Opinion
2011-09-20
Robert New, Grapevine, Texas, appellant pro se.Patricia Miller Latzman, Port Washington, N.Y., attorney for the child.
In a visitation proceeding pursuant to Family Court Act article 6, the father appeals, as limited by his brief, from so much of an order of the Family Court, Nassau County (Eisman, J.), dated July 9, 2010, as, without a hearing, granted the mother's petition to modify the overnight visitation provisions contained in an order of the same court dated January 14, 2010, so as to suspend the father's overnight visitation.
ORDERED that the order dated July 9, 2010, is reversed insofar as appealed from, on the law, without costs or disbursements, and the proceeding is dismissed.
In March 2010 the mother filed a petition and order to show cause to modify the overnight visitation provisions contained in an order dated January 14, 2010, alleging that the father violated that order by taking the subject child “to a different hotel than the one ... which he informed [the social worker] he would be using.” In an order dated July 9, 2010, the Family Court, inter alia, granted the mother's petition so as to suspend the father's overnight visitation. We reverse the order dated July 9, 2010, insofar as appealed from.
“ ‘The method of service provided for in an order to show cause is jurisdictional in nature and must be strictly complied with’ ” ( Matter of Theodore T. [ Charles T.], 78 A.D.3d 955, 956–957, 912 N.Y.S.2d 72, quoting Matter of Hennessey v. DiCarlo, 21 A.D.3d 505, 505, 800 N.Y.S.2d 576; see Matter of El Greco Socy. of Visual Arts, Inc. v. Diamantidis, 47 A.D.3d 929, 929, 852 N.Y.S.2d 165). “Moreover, where the court orders service by a particular date, all components of service must be accomplished by that date” ( Matter of El Greco Socy. of Visual Arts, Inc. v. Diamantidis, 47 A.D.3d at 929, 852 N.Y.S.2d 165; see Matter of Sorli v. Coveney, 51 N.Y.2d 713, 714, 431 N.Y.S.2d 1001, 410 N.E.2d 1228; Matter of Phillips v. Sanfilippo, 306 A.D.2d 954, 955, 761 N.Y.S.2d 574). Here, the record does not contain any evidence establishing that the father was properly or timely served in compliance with the provisions of the order to show cause ( cf. Matter of El Greco Socy. of Visual Arts, Inc. v. Diamantidis, 47 A.D.3d at 929, 852 N.Y.S.2d 165; Laurenzano v. Laurenzano, 222 A.D.2d 560, 560–561, 635 N.Y.S.2d 668).
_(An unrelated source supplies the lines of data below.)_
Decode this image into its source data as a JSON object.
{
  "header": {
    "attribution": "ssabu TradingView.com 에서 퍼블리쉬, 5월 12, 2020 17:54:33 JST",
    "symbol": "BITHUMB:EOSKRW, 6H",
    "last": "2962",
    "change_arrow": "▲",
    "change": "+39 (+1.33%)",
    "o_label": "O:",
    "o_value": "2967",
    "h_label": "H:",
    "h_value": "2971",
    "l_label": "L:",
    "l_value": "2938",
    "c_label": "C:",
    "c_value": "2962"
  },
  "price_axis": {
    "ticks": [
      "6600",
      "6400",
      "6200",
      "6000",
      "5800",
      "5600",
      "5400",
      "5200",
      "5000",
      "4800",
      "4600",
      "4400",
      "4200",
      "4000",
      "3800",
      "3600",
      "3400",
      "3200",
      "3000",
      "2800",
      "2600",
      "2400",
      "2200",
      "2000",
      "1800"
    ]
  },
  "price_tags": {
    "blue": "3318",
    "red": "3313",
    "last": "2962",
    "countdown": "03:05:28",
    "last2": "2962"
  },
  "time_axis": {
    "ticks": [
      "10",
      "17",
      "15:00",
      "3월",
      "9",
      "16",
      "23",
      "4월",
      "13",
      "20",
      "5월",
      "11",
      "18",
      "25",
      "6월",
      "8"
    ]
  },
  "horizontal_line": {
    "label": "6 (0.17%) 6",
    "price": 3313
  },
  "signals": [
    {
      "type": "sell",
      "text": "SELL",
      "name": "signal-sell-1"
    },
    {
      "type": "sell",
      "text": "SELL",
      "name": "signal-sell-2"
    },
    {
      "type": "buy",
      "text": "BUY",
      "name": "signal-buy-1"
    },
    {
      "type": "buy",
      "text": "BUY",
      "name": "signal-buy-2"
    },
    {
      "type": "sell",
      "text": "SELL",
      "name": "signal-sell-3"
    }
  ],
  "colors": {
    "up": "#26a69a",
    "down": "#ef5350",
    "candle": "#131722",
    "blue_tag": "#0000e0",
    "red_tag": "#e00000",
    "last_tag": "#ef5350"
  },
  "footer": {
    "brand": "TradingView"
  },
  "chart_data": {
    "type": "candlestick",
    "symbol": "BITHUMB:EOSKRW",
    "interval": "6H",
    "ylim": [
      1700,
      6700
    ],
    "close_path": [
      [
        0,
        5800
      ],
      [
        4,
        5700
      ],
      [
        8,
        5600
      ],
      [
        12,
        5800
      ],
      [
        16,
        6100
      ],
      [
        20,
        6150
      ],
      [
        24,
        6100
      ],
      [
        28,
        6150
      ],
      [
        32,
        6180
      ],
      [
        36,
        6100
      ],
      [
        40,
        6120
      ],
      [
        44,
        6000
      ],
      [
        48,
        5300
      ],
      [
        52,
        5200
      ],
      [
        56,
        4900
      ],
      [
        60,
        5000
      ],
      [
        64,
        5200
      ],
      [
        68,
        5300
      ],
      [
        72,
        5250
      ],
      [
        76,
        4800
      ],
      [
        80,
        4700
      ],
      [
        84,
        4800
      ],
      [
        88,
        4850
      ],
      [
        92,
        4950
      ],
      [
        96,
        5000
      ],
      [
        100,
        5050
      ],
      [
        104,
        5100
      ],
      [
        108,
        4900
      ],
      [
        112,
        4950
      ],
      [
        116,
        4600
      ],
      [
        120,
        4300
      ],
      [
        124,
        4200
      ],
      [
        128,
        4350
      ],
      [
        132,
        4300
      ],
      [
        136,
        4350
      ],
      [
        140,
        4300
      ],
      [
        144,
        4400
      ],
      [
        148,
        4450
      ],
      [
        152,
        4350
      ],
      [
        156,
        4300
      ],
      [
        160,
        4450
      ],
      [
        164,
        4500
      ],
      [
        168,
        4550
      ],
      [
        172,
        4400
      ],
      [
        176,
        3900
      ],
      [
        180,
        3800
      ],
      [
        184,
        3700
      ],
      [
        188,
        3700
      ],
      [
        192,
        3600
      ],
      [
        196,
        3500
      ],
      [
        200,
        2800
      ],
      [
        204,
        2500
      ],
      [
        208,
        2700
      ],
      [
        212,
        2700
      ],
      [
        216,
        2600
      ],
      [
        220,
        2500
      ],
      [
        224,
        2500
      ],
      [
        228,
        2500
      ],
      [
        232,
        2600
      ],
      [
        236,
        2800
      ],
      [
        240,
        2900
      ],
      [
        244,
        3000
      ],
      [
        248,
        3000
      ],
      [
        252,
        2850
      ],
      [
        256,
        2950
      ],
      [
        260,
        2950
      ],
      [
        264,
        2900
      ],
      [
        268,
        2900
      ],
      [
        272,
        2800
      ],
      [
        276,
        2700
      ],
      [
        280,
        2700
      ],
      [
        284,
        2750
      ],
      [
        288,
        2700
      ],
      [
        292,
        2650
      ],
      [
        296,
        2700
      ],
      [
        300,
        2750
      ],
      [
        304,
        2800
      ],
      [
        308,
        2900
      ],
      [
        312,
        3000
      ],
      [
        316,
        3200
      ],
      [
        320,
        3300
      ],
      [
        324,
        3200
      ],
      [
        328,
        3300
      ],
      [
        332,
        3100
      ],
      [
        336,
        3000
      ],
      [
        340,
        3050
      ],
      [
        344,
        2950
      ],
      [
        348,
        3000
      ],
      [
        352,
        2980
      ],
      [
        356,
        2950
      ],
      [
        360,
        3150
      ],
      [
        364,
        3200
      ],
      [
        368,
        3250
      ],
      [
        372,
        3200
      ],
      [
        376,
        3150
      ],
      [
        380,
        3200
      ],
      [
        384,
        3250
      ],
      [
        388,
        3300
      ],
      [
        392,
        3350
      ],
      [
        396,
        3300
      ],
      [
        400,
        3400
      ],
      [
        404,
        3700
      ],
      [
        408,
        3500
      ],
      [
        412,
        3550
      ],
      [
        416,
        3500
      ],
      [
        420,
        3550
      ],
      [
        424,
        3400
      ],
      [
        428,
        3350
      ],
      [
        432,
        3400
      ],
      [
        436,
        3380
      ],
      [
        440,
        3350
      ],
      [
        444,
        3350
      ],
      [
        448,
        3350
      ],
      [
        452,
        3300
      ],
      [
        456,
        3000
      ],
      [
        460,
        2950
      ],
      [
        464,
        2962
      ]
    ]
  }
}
Moreover, contrary to the contention of the attorney for the child, the father asserted the defense of lack of personal jurisdiction in his answer and did not waive the defense ( see CPLR 3211[e]; see also 115 Austin Ave., LLC v. City of Yonkers, 37 A.D.3d 684, 684, 830 N.Y.S.2d 355; cf. Matter of Ciampi v. Sgueglia, 252 A.D.2d 755, 757, 676 N.Y.S.2d 243). Since personal jurisdiction was not obtained, the Family Court should have dismissed the proceeding ( see Matter of Phillips v. Sanfilippo, 306 A.D.2d at 955, 761 N.Y.S.2d 574; see also Matter of Sorli v. Coveney, 51 N.Y.2d at 714, 431 N.Y.S.2d 1001, 410 N.E.2d 1228; Matter of Psyllos v. Psyllos, 21 A.D.3d 560, 560, 799 N.Y.S.2d 903; cf. Matter of Church v. Church, 294 A.D.2d 625, 625–626, 740 N.Y.S.2d 895).
In light of our determination, we need not reach the father's remaining contentions.
RIVERA, J.P., FLORIO, LEVENTHAL and ROMAN, JJ., concur.